Ten days later, on June 23, Officer Edward Limbacher of Forest Hills, Pa., was seriously wounded in the stomach while wearing his vest. He is still home recovering from his wounds, said his lawyer, Romel Nicholas.
"This is frightening," said Plainville's Merrick, who suggests that many officers do not know that at least two vests have failed. "There are so many still out there. The cleanest thing would be for municipalities to bite the bullet and appropriate thousands of dollars for each (new) vest."
Second Chance won't say how many of the lightweight, easy-to-wear vests it has sold. But some competitors estimate there could be as many as 150,000 worn nationwide by officers every day.
Meanwhile, Second Chance has been deluged with requests by officers across the country for refunds or replacements.
A class action suit has already been filed on behalf of officers in Georgia, according to Reilly's office.
But so far, Second Chance has offered only partial restitution. The company has offered two layers of additional fabric as a remedy, or replacement vests at a discounted price of $329. They also have offered a rebate that varies with the vest's age.
"Second Chance supports anything that will ensure officers' safety," company spokesman Gregg Smith said in a recent interview. "That's what we have maintained all along."

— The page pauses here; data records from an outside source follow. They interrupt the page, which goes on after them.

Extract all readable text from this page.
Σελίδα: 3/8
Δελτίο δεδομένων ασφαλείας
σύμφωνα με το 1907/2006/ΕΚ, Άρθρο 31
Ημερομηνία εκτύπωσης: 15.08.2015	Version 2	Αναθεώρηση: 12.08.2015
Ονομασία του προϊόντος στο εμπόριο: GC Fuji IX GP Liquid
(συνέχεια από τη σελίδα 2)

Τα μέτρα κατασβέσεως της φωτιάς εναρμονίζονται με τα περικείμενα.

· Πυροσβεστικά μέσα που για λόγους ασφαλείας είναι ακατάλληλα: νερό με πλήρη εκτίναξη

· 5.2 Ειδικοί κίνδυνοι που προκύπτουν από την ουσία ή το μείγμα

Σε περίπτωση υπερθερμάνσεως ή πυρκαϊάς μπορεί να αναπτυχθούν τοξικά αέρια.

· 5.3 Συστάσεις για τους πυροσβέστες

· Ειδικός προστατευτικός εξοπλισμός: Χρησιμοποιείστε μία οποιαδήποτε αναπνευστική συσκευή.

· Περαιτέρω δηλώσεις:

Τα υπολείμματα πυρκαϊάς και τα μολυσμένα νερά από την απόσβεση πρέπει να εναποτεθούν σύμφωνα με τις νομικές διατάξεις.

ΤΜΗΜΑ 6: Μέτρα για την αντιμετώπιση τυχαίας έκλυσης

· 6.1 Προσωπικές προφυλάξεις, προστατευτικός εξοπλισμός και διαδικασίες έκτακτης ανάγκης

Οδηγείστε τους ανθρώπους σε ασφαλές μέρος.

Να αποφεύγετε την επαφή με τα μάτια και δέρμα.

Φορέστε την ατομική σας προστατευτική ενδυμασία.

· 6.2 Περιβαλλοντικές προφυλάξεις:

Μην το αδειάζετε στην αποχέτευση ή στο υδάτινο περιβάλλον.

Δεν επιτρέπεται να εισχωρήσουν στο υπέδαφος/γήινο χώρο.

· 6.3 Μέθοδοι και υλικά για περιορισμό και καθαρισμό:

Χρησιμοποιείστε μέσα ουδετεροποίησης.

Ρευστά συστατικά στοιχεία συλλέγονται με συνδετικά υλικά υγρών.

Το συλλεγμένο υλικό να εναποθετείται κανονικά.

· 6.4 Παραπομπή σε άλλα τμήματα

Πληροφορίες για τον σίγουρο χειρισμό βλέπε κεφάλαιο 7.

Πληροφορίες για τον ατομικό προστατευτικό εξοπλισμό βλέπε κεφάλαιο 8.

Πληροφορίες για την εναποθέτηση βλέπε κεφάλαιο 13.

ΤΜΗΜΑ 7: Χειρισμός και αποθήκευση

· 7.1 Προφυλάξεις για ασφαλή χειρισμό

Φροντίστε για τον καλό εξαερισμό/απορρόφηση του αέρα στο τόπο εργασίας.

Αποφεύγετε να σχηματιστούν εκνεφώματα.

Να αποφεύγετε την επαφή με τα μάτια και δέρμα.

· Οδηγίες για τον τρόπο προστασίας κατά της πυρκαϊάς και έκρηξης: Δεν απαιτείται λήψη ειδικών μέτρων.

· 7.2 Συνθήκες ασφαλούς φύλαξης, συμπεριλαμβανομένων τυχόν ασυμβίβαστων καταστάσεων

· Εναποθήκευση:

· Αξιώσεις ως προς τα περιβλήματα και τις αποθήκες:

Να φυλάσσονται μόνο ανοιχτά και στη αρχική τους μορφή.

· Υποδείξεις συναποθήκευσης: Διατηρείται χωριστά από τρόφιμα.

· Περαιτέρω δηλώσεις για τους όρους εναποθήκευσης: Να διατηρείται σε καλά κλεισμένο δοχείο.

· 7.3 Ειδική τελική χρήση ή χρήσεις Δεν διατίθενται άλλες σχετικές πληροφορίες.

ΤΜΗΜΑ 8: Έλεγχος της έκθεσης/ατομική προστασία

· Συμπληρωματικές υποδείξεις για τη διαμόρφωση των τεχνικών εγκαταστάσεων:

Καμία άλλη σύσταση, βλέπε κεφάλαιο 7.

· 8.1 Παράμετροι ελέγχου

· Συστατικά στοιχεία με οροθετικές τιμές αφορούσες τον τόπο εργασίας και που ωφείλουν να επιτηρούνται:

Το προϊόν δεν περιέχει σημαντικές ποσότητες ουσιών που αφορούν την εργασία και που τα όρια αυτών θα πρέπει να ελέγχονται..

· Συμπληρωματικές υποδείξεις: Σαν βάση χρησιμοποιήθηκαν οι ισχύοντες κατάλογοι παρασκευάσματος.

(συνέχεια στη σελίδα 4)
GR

Smith could not be reached yesterday for comment on the lawsuit.
Nearly two weeks ago, two US senators asked Attorney General John Ashcroft to investigate and possibly ban the vest. Vermont Democrat Patrick Leahy and Colorado Republican Ben Nighthorse Campbell, who in 1998 started a program to reimburse officers who purchase bulletproof vests, said they were outraged that police officers' safety may be on the line.
"Our police officers deserve better than this," Leahy said in a statement to the Globe. "I expect the attorney general to take this just as seriously as we do."
Department of Justice spokeswoman Angela Harless said the US attorney general's office is already investigating the matter and will respond to the senators.
Second Chance insists that it is the only manufacturer to acknowledge a problem that affects not only their vests but those sold by other companies. The problem, they say, is with Zylon, the material the vests are made of and which the company has been using for at least 10 years. The material supplanted Kevlar as the primary component of several manufacturers' vests several years ago because the fiber could be molded into lighter, thinner body armor.
Smith said Second Chance started testing used vests in 2001 after the Japanese manufacturer of Zylon acknowledged the fibers can deteriorate under extreme heat and humidity.
The Japanese company, Toyobo, last month said it stands behind its product and is "deeply concerned" that some Second Chance vests wear out before their 60-month warranty expires.
Reilly also plans to sue Toyobo, whose officials couldn't be reached yesterday for comment.
Other companies that sell Zylon vests have refused to comment publicly but have told their customers their vests are safe.
The president of one body armor company, however, said he refused to manufacturer Zylon vests -- even though it cost him major contracts -- because he feared the material was unsafe.
"We did our own testing," said Stephen Armellino, president of California-based US Armor Corporation. "We never had consistent test data. Every once in a while, you have a situation where you have trauma or penetration in something that consistently stops bullets. When we worked with Zylon, we saw much too much of that."
"The fiber degrades, whether it's being used in ballistics or not. In good conscience, I couldn't sell it."
In January, US Armor explained its position to the Los Angeles Police Department, which was buying new vests. LAPD bought the Second Chance vests, he said.
Reilly said yesterday that while the lawsuit proceeds, cities and towns should take their own steps to protect their officers. He did not make specific recommendations.